L’emergenza coronavirus ci ha anche catapultato in uno “stato d’eccezionalità” in cui sono stati messi in discussione diritti, libertà individuali e quei pur flebili meccanismi di redistribuzione della ricchezza in funzione nel nostro paese. Quale il ruolo del mondo della cooperazione sociale in questo contesto? 

Si tratta di una questione molto complessa. Sicuramente la cooperazione sociale potrà svolgere un ruolo per migliorare il rapporto tra libertà individuale e sviluppo, però è evidente che dipenderà dai modelli di sviluppo che si scelgono.
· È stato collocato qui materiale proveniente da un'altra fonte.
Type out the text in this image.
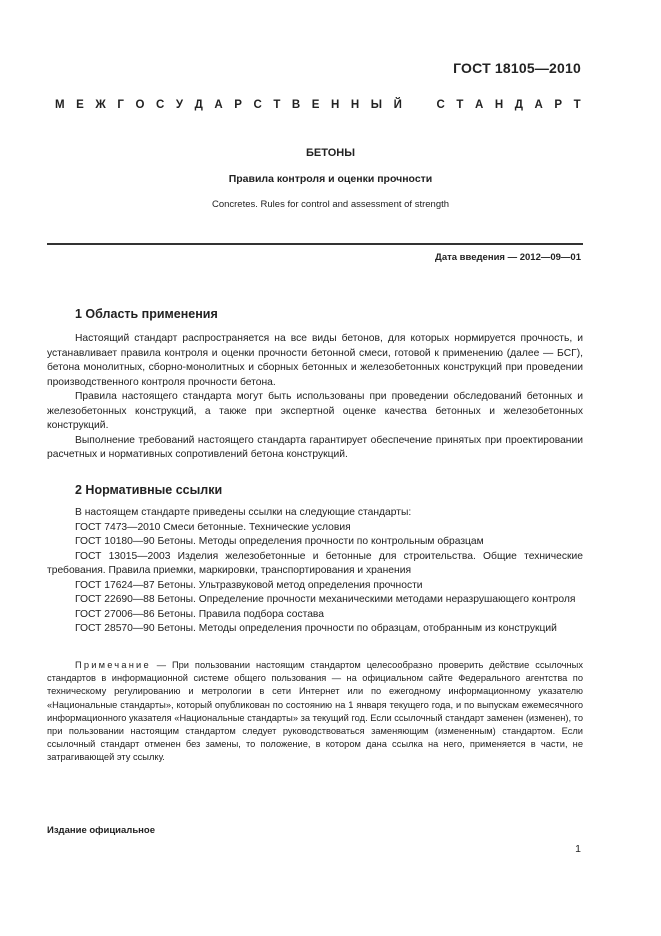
ГОСТ 18105—2010
М Е Ж Г О С У Д А Р С Т В Е Н Н Ы Й	С Т А Н Д А Р Т
БЕТОНЫ
Правила контроля и оценки прочности
Concretes. Rules for control and assessment of strength
Дата введения — 2012—09—01
1 Область применения

Настоящий стандарт распространяется на все виды бетонов, для которых нормируется прочность, и устанавливает правила контроля и оценки прочности бетонной смеси, готовой к применению (далее — БСГ), бетона монолитных, сборно-монолитных и сборных бетонных и железобетонных конструкций при проведении производственного контроля прочности бетона.

Правила настоящего стандарта могут быть использованы при проведении обследований бетонных и железобетонных конструкций, а также при экспертной оценке качества бетонных и железобетонных конструкций.

Выполнение требований настоящего стандарта гарантирует обеспечение принятых при проектировании расчетных и нормативных сопротивлений бетона конструкций.

2 Нормативные ссылки

В настоящем стандарте приведены ссылки на следующие стандарты:

ГОСТ 7473—2010 Смеси бетонные. Технические условия

ГОСТ 10180—90 Бетоны. Методы определения прочности по контрольным образцам

ГОСТ 13015—2003 Изделия железобетонные и бетонные для строительства. Общие технические требования. Правила приемки, маркировки, транспортирования и хранения

ГОСТ 17624—87 Бетоны. Ультразвуковой метод определения прочности

ГОСТ 22690—88 Бетоны. Определение прочности механическими методами неразрушающего контроля

ГОСТ 27006—86 Бетоны. Правила подбора состава

ГОСТ 28570—90 Бетоны. Методы определения прочности по образцам, отобранным из конструкций

Примечание — При пользовании настоящим стандартом целесообразно проверить действие ссылочных стандартов в информационной системе общего пользования — на официальном сайте Федерального агентства по техническому регулированию и метрологии в сети Интернет или по ежегодному информационному указателю «Национальные стандарты», который опубликован по состоянию на 1 января текущего года, и по выпускам ежемесячного информационного указателя «Национальные стандарты» за текущий год. Если ссылочный стандарт заменен (изменен), то при пользовании настоящим стандартом следует руководствоваться заменяющим (измененным) стандартом. Если ссылочный стандарт отменен без замены, то положение, в котором дана ссылка на него, применяется в части, не затрагивающей эту ссылку.
Издание официальное
1
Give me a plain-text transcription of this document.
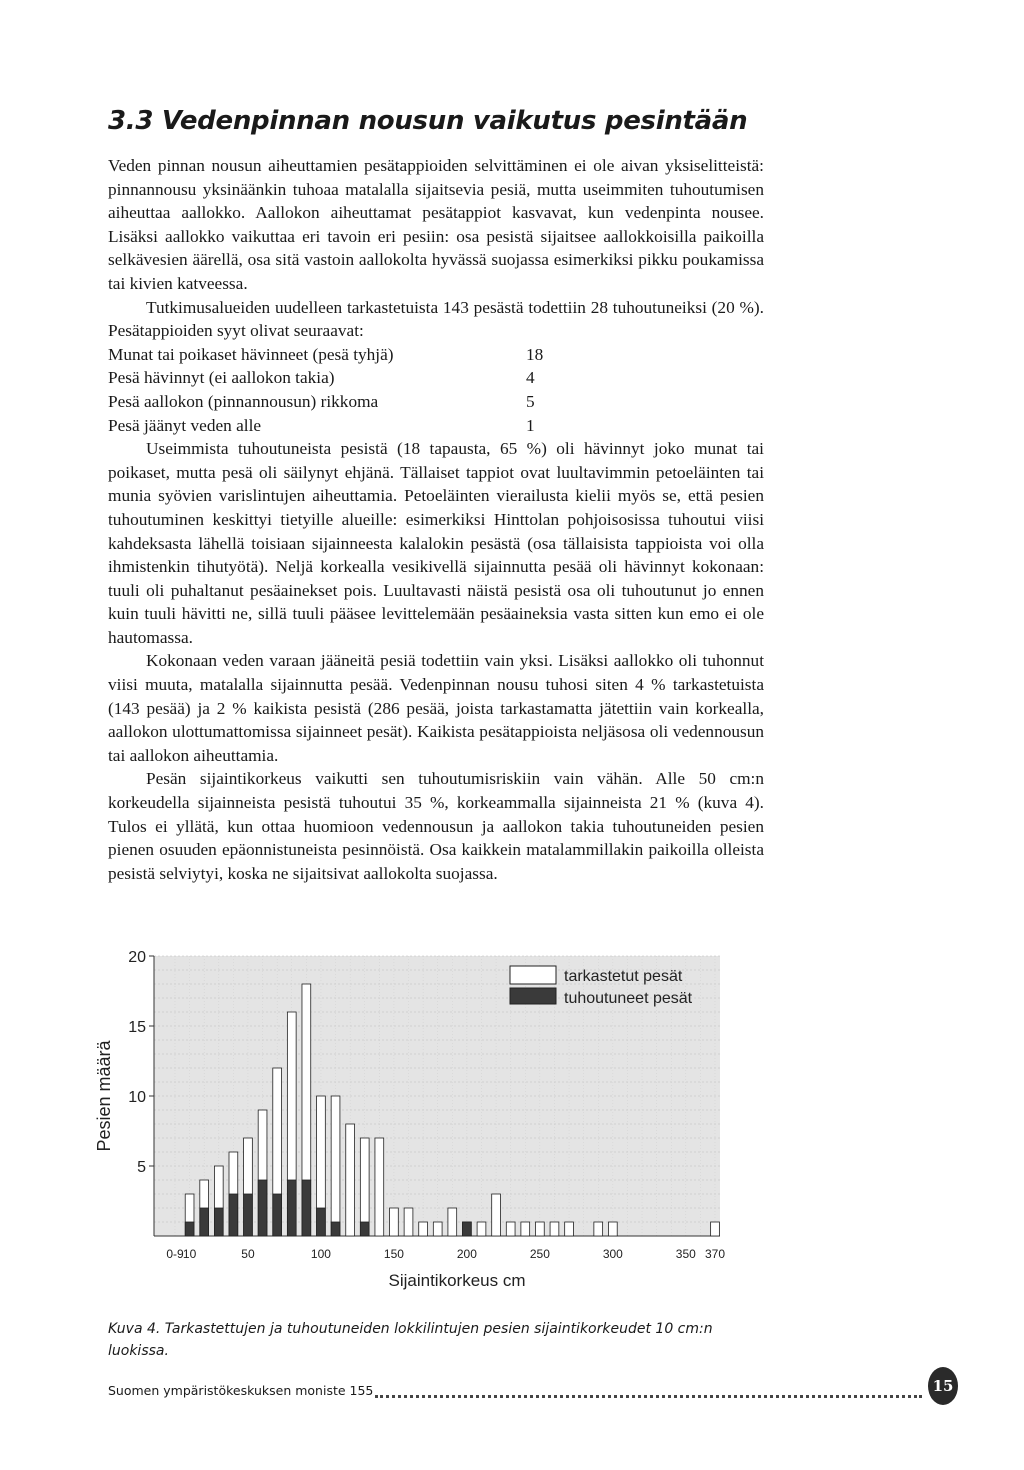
3.3 Vedenpinnan nousun vaikutus pesintään

Veden pinnan nousun aiheuttamien pesätappioiden selvittäminen ei ole aivan yksiselitteistä: pinnannousu yksinäänkin tuhoaa matalalla sijaitsevia pesiä, mutta useimmiten tuhoutumisen aiheuttaa aallokko. Aallokon aiheuttamat pesätappiot kasvavat, kun vedenpinta nousee. Lisäksi aallokko vaikuttaa eri tavoin eri pesiin: osa pesistä sijaitsee aallokkoisilla paikoilla selkävesien äärellä, osa sitä vastoin aallokolta hyvässä suojassa esimerkiksi pikku poukamissa tai kivien katveessa.

Tutkimusalueiden uudelleen tarkastetuista 143 pesästä todettiin 28 tuhoutuneiksi (20 %). Pesätappioiden syyt olivat seuraavat:

Munat tai poikaset hävinneet (pesä tyhjä)	18
Pesä hävinnyt (ei aallokon takia)	4
Pesä aallokon (pinnannousun) rikkoma	5
Pesä jäänyt veden alle	1

Useimmista tuhoutuneista pesistä (18 tapausta, 65 %) oli hävinnyt joko munat tai poikaset, mutta pesä oli säilynyt ehjänä. Tällaiset tappiot ovat luultavimmin petoeläinten tai munia syövien varislintujen aiheuttamia. Petoeläinten vierailusta kielii myös se, että pesien tuhoutuminen keskittyi tietyille alueille: esimerkiksi Hinttolan pohjoisosissa tuhoutui viisi kahdeksasta lähellä toisiaan sijainneesta kalalokin pesästä (osa tällaisista tappioista voi olla ihmistenkin tihutyötä). Neljä korkealla vesikivellä sijainnutta pesää oli hävinnyt kokonaan: tuuli oli puhaltanut pesäainekset pois. Luultavasti näistä pesistä osa oli tuhoutunut jo ennen kuin tuuli hävitti ne, sillä tuuli pääsee levittelemään pesäaineksia vasta sitten kun emo ei ole hautomassa.

Kokonaan veden varaan jääneitä pesiä todettiin vain yksi. Lisäksi aallokko oli tuhonnut viisi muuta, matalalla sijainnutta pesää. Vedenpinnan nousu tuhosi siten 4 % tarkastetuista (143 pesää) ja 2 % kaikista pesistä (286 pesää, joista tarkastamatta jätettiin vain korkealla, aallokon ulottumattomissa sijainneet pesät). Kaikista pesätappioista neljäsosa oli vedennousun tai aallokon aiheuttamia.

Pesän sijaintikorkeus vaikutti sen tuhoutumisriskiin vain vähän. Alle 50 cm:n korkeudella sijainneista pesistä tuhoutui 35 %, korkeammalla sijainneista 21 % (kuva 4). Tulos ei yllätä, kun ottaa huomioon vedennousun ja aallokon takia tuhoutuneiden pesien pienen osuuden epäonnistuneista pesinnöistä. Osa kaikkein matalammillakin paikoilla olleista pesistä selviytyi, koska ne sijaitsivat aallokolta suojassa.

5
10
15
20
0-9 10	50	100	150	200	250	300	350 370
Pesien määrä
Sijaintikorkeus cm
tarkastetut pesät
tuhoutuneet pesät

Kuva 4. Tarkastettujen ja tuhoutuneiden lokkilintujen pesien sijaintikorkeudet 10 cm:n luokissa.

Suomen ympäristökeskuksen moniste 155	15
La compressione dei diritti è un fatto su cui abbiamo espresso preoccupazione anche dal mondo cooperativo: si può dire che la vicenda del coronavirus ci abbia fatto scoprire cose che in molti in realtà sapevano già, cioè che il livello di controllo sugli individui nelle nostre società è pesantissimo. Pensiamo al fatto che oggi si discute di utilizzare app per il tracciamento di massa; è evidente che la sfida in questione riguarda anche il mondo cooperativo sociale, ma il ruolo principale nella gestione del problema riguarda le capacità della politica, dei movimenti e delle persone di organizzarsi per costruire meccanismi di risposta a questa ondata di un qualcosa che potremmo definire autoritarismo. Si tratta di provvedimenti probabilmente giustificati in questa fase - non voglio mettere in discussione certe misure con cui purtroppo dobbiamo confrontarci, e rispetto alle quali poi ciascuno ha il suo punto di vista. Riteniamo ad ogni modo che un elevato controllo sociale, unito all’isolamento delle persone, costituisca un fenomeno certamente pericoloso, perché mina la libertà individuale, quella complessiva della società, e senza libertà non può esserci giustizia sociale. Noi possiamo dare il nostro contributo dal punto di vista della giustizia sociale nel senso di aiutare gli ultimi e renderli protagonisti.